I’ve had lots of small and large coding projects I’ve done over the last 10+ years. Those projects are here: https://thekeesh.com/projectlist/
The issue is, almost all of the projects break over time if they aren’t maintained. They suffer from “bit rot,” where they just degrade over time.
This happens for a number of reasons, but software changes, things upgrade, operating systems change, integrations and dependencies change or stop working. But when you have a program, you think it works — but that only really means it’s working now. To continue to keep things working you need to upgrade packages and servers and software and operating systems and that does not happen automatically. That also means you need to update the code.
I’ve found upgrades break everything. Whether that is the Facebook API which I think has been deprecated 5 times since I started programming with it. Or iPhone apps I’ve written which worked on the first iPhone. If you don’t keep coding the app and continue to update it it won’t keep working. That’s been true for WordPress websites. Or really any site that has an external dependency. It’s also true for local programs I’ve written where it is now difficult to reconstruct the same C++ or Java environment when it was written.

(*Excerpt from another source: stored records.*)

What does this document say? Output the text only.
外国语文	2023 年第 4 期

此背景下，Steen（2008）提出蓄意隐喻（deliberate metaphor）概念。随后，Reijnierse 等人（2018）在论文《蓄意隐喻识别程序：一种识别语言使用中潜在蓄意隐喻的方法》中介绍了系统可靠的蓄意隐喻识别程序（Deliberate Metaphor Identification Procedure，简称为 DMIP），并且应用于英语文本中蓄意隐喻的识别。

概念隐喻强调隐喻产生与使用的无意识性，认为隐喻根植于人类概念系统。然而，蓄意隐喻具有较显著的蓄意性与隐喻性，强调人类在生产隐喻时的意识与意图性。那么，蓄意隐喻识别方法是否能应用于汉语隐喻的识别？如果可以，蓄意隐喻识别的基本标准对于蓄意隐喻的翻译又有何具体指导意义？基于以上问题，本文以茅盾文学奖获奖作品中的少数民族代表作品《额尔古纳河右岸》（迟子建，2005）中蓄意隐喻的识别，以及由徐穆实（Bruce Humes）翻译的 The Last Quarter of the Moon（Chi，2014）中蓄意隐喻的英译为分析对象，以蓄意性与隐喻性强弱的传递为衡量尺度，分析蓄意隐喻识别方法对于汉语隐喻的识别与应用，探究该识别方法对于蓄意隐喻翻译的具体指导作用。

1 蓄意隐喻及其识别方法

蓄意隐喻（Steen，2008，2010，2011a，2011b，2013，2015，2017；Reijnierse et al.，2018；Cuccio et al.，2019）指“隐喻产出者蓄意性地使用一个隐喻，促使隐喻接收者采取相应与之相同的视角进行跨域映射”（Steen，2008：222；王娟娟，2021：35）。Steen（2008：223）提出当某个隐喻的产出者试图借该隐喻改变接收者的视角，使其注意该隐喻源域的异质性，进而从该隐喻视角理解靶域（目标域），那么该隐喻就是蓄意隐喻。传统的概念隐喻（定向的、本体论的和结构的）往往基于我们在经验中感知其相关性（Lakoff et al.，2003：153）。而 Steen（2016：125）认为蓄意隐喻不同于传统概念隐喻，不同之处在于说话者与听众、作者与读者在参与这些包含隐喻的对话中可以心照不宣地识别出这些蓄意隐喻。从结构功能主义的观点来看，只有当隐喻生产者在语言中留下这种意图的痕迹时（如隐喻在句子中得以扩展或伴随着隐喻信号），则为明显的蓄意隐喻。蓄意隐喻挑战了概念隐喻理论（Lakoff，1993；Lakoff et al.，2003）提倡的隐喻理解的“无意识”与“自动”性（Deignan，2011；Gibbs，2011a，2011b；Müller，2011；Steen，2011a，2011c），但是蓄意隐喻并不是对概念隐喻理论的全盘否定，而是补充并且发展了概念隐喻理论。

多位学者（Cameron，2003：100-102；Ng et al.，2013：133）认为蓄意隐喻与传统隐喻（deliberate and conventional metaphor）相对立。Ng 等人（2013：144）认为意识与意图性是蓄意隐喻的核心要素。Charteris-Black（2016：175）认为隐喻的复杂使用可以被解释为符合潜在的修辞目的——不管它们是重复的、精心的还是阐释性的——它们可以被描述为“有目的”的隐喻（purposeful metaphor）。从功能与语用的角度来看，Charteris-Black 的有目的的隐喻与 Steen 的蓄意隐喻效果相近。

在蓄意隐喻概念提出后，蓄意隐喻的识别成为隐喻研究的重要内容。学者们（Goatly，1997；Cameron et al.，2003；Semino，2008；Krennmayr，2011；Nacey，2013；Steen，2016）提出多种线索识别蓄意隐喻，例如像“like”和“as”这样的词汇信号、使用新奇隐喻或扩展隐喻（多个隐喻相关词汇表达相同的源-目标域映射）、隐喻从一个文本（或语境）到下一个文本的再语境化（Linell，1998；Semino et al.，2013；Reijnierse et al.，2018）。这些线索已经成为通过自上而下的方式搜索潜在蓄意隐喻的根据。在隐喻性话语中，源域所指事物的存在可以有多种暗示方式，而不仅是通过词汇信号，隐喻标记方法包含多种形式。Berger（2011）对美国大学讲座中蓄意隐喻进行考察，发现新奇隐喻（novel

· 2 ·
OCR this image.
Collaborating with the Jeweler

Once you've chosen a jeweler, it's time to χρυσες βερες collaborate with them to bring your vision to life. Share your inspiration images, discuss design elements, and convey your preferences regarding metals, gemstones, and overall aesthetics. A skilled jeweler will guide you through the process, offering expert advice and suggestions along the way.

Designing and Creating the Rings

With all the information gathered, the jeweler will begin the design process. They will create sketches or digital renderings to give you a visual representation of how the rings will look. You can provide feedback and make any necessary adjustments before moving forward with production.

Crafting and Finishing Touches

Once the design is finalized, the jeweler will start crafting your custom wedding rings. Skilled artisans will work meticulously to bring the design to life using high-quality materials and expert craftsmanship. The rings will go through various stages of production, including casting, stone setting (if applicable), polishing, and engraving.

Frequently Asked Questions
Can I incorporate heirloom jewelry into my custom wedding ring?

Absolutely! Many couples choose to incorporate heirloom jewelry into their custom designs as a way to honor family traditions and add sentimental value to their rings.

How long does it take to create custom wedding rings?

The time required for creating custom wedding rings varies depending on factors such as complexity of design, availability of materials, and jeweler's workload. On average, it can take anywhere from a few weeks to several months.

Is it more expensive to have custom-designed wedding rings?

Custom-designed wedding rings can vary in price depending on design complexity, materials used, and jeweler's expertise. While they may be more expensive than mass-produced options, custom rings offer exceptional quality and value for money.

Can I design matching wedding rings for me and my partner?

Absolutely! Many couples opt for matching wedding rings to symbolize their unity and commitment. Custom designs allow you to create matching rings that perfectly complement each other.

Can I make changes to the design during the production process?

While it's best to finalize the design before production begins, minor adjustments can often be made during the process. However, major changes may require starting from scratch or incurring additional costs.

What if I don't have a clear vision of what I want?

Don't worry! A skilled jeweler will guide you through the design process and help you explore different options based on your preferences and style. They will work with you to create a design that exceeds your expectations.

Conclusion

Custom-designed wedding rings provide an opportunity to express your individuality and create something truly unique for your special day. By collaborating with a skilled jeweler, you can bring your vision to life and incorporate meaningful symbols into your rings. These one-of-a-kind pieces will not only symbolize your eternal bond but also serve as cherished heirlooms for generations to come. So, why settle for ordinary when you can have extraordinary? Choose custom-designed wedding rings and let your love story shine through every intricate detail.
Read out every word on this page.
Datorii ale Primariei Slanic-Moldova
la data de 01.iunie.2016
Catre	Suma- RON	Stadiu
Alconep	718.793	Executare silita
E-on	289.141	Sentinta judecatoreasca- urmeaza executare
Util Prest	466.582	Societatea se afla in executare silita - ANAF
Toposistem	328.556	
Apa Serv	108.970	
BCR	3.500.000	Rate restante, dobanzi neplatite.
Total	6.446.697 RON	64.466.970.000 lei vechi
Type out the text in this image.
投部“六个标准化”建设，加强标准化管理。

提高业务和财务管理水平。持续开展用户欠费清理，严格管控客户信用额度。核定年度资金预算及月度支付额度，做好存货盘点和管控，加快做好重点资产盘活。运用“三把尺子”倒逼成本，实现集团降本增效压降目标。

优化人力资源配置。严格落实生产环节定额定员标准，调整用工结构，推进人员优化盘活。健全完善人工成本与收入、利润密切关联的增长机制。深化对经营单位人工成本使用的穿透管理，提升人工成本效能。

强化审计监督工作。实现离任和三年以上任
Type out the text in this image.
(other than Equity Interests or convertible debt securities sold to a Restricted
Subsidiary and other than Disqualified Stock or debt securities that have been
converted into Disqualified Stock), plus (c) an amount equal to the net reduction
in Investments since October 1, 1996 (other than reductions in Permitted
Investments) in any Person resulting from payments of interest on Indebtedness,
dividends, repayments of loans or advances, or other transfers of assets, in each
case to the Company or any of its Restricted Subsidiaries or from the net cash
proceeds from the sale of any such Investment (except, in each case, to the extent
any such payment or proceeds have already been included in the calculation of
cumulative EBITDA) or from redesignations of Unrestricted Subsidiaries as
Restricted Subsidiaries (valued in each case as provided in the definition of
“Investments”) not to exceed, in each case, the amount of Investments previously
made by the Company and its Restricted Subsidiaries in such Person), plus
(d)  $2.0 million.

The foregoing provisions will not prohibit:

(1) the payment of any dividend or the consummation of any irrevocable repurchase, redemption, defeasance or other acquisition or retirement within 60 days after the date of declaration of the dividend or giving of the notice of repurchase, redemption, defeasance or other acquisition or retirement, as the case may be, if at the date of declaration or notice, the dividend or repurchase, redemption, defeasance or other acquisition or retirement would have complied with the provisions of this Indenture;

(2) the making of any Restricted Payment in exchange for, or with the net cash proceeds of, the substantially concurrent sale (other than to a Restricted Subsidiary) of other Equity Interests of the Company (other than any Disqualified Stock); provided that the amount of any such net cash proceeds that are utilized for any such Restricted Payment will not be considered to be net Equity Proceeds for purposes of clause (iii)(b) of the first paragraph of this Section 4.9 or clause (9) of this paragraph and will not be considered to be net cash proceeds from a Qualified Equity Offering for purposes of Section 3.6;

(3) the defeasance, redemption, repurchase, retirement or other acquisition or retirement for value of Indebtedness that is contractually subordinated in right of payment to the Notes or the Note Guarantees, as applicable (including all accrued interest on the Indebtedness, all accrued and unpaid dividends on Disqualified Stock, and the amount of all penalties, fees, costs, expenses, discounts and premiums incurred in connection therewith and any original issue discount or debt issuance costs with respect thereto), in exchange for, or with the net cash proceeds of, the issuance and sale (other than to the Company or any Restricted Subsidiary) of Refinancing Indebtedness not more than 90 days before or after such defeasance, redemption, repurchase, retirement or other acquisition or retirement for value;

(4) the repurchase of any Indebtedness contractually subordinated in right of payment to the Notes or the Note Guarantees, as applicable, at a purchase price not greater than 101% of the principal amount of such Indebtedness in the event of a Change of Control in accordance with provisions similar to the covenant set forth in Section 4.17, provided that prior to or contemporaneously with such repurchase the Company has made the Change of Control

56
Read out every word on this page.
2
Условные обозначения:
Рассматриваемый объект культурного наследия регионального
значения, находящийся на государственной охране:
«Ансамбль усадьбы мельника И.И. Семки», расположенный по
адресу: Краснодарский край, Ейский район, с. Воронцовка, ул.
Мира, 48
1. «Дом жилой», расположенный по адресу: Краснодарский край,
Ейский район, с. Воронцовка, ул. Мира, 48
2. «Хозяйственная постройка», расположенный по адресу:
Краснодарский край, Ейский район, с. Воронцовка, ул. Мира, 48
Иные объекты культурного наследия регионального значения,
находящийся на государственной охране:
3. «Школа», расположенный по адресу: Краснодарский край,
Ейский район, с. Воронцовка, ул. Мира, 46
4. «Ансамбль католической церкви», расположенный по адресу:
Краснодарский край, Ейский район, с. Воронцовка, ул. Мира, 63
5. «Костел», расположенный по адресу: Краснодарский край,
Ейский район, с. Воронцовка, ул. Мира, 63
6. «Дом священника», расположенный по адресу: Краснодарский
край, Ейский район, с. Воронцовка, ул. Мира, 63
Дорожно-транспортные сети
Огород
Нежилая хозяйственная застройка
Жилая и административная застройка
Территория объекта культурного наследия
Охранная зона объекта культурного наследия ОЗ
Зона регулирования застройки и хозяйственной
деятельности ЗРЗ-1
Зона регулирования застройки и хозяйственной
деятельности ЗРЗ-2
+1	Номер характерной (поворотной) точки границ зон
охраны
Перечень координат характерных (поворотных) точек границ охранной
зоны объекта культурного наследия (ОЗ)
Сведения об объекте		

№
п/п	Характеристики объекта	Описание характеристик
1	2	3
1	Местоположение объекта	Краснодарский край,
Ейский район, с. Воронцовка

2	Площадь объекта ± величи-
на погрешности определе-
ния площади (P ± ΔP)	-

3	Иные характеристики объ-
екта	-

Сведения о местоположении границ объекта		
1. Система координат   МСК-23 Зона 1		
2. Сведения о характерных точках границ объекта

If you could freeze the OS, application, data, and software all in time… that would work. I think there are some people working on that. But otherwise, if you leave things for a bit, they stop working. And often there isn’t a clear migration path.
I hadn’t upgraded my server in a while and there was no longer an easy way to upgrade the server because it was not a supported version. So I needed to create a new server and migrate.
The most robust programs I’ve written has been HTML/ CSS/ JavaScript where everything is local. Those still may work today even if they were written a long time ago.
I think in upgrading our software we need to consider all the downstream work created by a small breaking change. And that even if we add more, causing breaking changes creates a lot of work for people who might not want it.
So how do you keep personal coding projects working over long periods of time without maintenance? I don’t quite know the answer. For me, many break without maintenance. The best heuristic I have is they have to be super simple. I’m curious how other people deal with this.